Im Katalog der Beklagten ist bei der Beschreibung des Hotels aufgeführt: „Sie wohnen: In großzügigen Doppelzimmern (ca. 24 qm).... Einzelzimmer sind von ähnlicher Ausstattung.“

Die Klägerin und ihr Ehemann wurden in den Zimmern 124 A und 204 A des Hotels untergebracht. Es handelte sich dabei um jeweils 10,8 m2 große Einzelzimmer, die in zwei verschiedenen Gebäudekomplexen lagen. Die Zimmer waren von den angrenzenden Nebenzimmern durch eine Fertigwand ohne Schalldämmung getrennt.

Die Klägerin beanstandete die Zimmer unmittelbar nach der Ankunft an der Hotelrezeption und verständigte auch ihr Reisebüro, das eine Reklamation bei der Beklagten veranlasste. Am Abend des Ankunftstages monierte sie die Zimmer gegenüber der Reiseleiterin der Beklagten. Diese versprach der Klägerin, sich um neue Zimmer zu kümmern. Dies blieb erfolglos.

Am 02.07.2005 forderte die Klägerin die Beklagte per Fax auf, die Mängel im Zimmer sofort zu beseitigen. Mit Schreiben vom 04.07.2005 teilte die Beklagte ihr, dass laut Reisebestätigung zwei Doppelzimmer zur Alleinbenutzung gebucht waren; die Beklagte lehnte gleichzeitig eine Mangelbeseitigung unter Hinweis darauf, dass ihr dies nicht möglich sei, ab.

Am 20.07.2005 forderte die Klägerin die Beklagte zur Rückzahlung des gesamten Reisepreises auf.

Der Ehemann der Klägerin trat seine Schadensersatzansprüche gegen die Beklagte am 28.07.2005 an die Klägerin ab; diese nahm die Abtretung an.

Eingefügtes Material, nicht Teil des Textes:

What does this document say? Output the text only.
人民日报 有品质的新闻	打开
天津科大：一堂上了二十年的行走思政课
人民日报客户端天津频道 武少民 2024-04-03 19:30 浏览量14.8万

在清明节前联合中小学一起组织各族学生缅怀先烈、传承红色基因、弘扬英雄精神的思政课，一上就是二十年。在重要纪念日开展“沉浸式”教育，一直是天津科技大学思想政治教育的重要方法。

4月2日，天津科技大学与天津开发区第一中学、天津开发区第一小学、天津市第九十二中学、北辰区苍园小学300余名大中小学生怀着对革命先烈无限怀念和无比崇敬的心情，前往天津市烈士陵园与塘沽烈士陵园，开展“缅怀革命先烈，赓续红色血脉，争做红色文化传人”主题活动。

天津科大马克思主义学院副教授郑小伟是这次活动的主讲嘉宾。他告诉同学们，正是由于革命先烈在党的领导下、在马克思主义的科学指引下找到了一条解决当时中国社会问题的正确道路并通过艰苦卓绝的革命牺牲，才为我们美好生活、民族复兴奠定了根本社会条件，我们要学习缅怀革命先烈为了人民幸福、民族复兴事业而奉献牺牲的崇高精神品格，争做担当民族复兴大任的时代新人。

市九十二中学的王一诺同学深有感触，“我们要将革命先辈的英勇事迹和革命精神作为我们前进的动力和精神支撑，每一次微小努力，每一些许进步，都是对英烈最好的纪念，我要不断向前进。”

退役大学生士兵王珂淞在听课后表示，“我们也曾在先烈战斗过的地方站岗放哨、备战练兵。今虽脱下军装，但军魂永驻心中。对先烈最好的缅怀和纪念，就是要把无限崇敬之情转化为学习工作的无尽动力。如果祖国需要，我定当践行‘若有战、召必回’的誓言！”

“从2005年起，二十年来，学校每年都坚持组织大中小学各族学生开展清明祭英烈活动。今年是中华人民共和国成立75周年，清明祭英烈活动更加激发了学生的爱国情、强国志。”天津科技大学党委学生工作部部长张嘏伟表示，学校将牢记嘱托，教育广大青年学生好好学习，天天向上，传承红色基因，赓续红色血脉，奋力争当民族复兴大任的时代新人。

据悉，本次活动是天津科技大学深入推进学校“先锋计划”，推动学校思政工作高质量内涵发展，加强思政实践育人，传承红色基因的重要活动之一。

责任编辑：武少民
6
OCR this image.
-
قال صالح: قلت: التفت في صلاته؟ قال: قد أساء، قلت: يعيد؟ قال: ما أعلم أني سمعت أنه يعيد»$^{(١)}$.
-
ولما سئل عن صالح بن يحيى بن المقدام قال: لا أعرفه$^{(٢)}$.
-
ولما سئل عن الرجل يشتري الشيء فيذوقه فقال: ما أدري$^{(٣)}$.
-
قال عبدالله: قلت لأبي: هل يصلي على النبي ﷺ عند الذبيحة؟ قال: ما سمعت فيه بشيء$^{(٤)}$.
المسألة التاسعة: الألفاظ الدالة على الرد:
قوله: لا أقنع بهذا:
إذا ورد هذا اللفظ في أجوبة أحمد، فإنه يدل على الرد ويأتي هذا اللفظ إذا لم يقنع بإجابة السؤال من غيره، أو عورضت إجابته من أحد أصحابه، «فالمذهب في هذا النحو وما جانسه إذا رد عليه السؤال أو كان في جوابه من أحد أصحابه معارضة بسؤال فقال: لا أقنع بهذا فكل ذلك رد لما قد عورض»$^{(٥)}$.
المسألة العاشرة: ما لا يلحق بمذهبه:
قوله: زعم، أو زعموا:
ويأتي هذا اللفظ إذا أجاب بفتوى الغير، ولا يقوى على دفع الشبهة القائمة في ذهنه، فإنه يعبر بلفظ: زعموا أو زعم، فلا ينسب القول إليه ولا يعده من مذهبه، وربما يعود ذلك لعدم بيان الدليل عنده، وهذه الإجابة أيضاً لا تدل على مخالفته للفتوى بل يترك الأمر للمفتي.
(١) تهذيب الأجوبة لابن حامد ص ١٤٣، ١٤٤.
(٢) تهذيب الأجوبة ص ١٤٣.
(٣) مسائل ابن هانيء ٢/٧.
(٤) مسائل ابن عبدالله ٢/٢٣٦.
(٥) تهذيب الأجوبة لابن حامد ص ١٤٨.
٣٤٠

Am 03.08.2005 machte die Klägerin durch ihre jetzigen Prozessbevollmächtigten gegenüber der Beklagten eine komplette Minderung des Reisepreises sowie Schadensersatz wegen nutzlos aufgewendeter Urlaubszeit in Höhe von 3.108,00 € geltend und forderte die Beklagte zur Zahlung bis zum 23.08.2005 auf. Die Beklagte übermittelte der Klägerin am 26.08.2005 einen Scheck über 170,00 €.

Die Klägerin behauptet, in den Badezimmern seien Schimmelflecken gewesen. Ferner seien die Elektroinstallationen in einem bedenklichen Zustand und die Steckdosen unbrauchbar gewesen, Kabel hätten lose aus der Wand gehangen. Der Balkon sei ebenfalls sehr klein und in einem schlechten Zustand gewesen.

Die Klägerin behauptet weiter, der Nutzen der Reise sei vollkommen aufgehoben gewesen. Insoweit vertritt die Klägerin die Auffassung, dass ihr und ihrem Ehemann Schadensersatz wegen nutzlos aufgewendeter Urlaubszeit zustehe. Ihrem Ehemann stünden pro Tag 150,00 € zu, da er ein Nettoeinkommen von 7.035,00 € habe. Ihr selbst stünden pro Tag 72,00 € Schadensersatz zu.

Die Beklagte behauptet, die Hellhörigkeit der Zimmer sei bauweisebedingt. In den Bädern seien auch keine Schimmel-, sondern nur Stockflecken gewesen.